You know, and and so for me, I'm always a proponent of people arming their struggles, their communities, because I know.
So as far as I'm convinced, there's always going to be a necessity.
But it's like you begin to realize it takes many forms of struggles.
That's why I like the whole thing.
Like with the with a lot of the anarchist influence struggles here.
You know, we from the convergence is to the to the spokes, count of spokes, councils, all these other things.
Like diversity of tactics and all this other stuff is like we figure out ways of like.
Carrying these struggles in ways that we really think they need to be carried out, you know, and don't nobody come tell me that I cannot.
Defend my community by any means necessary.
I'm not going to tell you that.
You can't block that bridge, you know?
But maybe we can you we can figure out a way you can block the bridge at the same time.
I want to take over my community.
We might can.
Make that **** work.
You know how can.
On stuff, you know, understanding that this system still.

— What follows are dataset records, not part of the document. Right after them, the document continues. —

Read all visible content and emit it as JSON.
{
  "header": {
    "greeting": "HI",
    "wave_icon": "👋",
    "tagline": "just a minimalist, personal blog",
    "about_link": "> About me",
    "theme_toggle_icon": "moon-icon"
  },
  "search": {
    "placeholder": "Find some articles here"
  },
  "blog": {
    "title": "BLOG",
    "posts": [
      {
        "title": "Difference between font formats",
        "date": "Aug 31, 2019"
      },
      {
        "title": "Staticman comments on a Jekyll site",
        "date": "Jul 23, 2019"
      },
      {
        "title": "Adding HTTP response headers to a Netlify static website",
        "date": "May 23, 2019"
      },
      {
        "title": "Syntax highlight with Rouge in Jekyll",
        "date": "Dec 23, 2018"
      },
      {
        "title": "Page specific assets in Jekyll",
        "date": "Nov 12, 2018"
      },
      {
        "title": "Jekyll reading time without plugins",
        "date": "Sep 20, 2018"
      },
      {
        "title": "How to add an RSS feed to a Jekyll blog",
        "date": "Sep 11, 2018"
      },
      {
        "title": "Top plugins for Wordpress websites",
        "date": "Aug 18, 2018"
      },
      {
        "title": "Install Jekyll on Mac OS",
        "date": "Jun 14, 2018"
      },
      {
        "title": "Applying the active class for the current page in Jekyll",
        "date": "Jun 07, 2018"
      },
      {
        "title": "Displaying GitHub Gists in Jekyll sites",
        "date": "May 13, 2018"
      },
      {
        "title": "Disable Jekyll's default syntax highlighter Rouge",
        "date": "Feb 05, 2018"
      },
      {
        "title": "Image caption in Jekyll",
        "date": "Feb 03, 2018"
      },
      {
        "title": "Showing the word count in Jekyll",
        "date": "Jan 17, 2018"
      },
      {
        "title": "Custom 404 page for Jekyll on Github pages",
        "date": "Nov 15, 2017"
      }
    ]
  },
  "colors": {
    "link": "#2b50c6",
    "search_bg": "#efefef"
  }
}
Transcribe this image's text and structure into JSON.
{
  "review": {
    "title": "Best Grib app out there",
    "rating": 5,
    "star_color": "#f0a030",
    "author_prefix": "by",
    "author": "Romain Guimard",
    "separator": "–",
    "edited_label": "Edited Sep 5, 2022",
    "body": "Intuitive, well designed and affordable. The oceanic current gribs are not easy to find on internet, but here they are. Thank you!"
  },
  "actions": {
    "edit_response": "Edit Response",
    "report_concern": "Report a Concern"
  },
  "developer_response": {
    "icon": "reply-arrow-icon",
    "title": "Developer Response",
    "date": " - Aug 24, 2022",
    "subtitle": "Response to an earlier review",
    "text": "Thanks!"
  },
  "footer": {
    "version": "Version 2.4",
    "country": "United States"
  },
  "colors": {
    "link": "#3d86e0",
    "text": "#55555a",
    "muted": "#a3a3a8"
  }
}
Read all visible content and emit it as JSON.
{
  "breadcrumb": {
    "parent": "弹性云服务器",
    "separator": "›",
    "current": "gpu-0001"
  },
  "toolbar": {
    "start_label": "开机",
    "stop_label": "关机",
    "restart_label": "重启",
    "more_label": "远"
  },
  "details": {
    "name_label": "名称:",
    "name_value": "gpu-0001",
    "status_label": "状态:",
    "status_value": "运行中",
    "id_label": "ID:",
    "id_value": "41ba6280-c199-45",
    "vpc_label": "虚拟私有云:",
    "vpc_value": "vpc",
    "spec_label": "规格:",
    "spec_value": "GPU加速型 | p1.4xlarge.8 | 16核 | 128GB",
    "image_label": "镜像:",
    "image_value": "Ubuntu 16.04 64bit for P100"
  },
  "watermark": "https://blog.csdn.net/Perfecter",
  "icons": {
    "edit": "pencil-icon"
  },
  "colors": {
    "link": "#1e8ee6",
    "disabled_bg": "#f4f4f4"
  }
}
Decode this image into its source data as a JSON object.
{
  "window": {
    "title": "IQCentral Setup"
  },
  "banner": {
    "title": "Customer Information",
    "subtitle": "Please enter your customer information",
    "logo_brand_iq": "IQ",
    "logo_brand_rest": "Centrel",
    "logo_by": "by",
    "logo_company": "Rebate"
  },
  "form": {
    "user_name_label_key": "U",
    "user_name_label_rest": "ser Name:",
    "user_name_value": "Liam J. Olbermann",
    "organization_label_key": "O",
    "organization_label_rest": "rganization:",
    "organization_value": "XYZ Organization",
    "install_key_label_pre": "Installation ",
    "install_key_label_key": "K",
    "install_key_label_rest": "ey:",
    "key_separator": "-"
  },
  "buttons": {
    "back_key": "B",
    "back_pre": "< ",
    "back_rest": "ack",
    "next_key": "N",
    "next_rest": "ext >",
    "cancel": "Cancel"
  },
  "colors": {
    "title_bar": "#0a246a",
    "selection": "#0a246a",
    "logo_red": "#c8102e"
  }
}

Is not gonna allow us to do **** that's going to threaten this power.
But we want to live.
You know, as dangerous as it is to take that step and say I'm going to.
Confront these people.
With all their new technology, their their terrifying weapons.
Like he also says, you know, the spirit of the people is greater than man's technology. You know, I do believe that, you know, the people can defeat the most ferocious monster in the world. We can do this.
We just need to really see how much is available to us in terms of the fight back.
In with SE as one of the things that's very prevalent in Mexico is the self hate of the indigenous people.
There's a lot of people who deny their indigenous blood.
The the two most famous sayings you here is that no test in India?
No, she's in India.
So don't be so Indian.
Don't be a barefooted Indian.
How do the separatist us?
Try to change that mindset from the Mexican people who deny their indigenous blood and refuse to be how they say the indigenous people coming back to where they were, you know, the caretakers of that land.
And I'm sure that was part of the Black Panthers.
To the self hey I I can tell you, I can tell you one of the things like like Panthers I think that the fact that.
We knew we were going to have confrontations.
Even coming in, I came into the Black Panther Party at a time where it was just before the split in the Black Panther Party, so 197071 there was. There was Panthers that already been driven under underground exile. There was.
Shoot out. People died on both sides, yet here I am coming 1617 years old.
Uhm, but it's like it was easier because Plainfield, NJ.
Was one of them where the police is always a presence, always ******* with you.
You're always in combat, you know, with so many people came into the Panther Party party in a certain way, with combat ready, one of my comrades in the in the, in the PLA, in in the cell that I was in Vietnam.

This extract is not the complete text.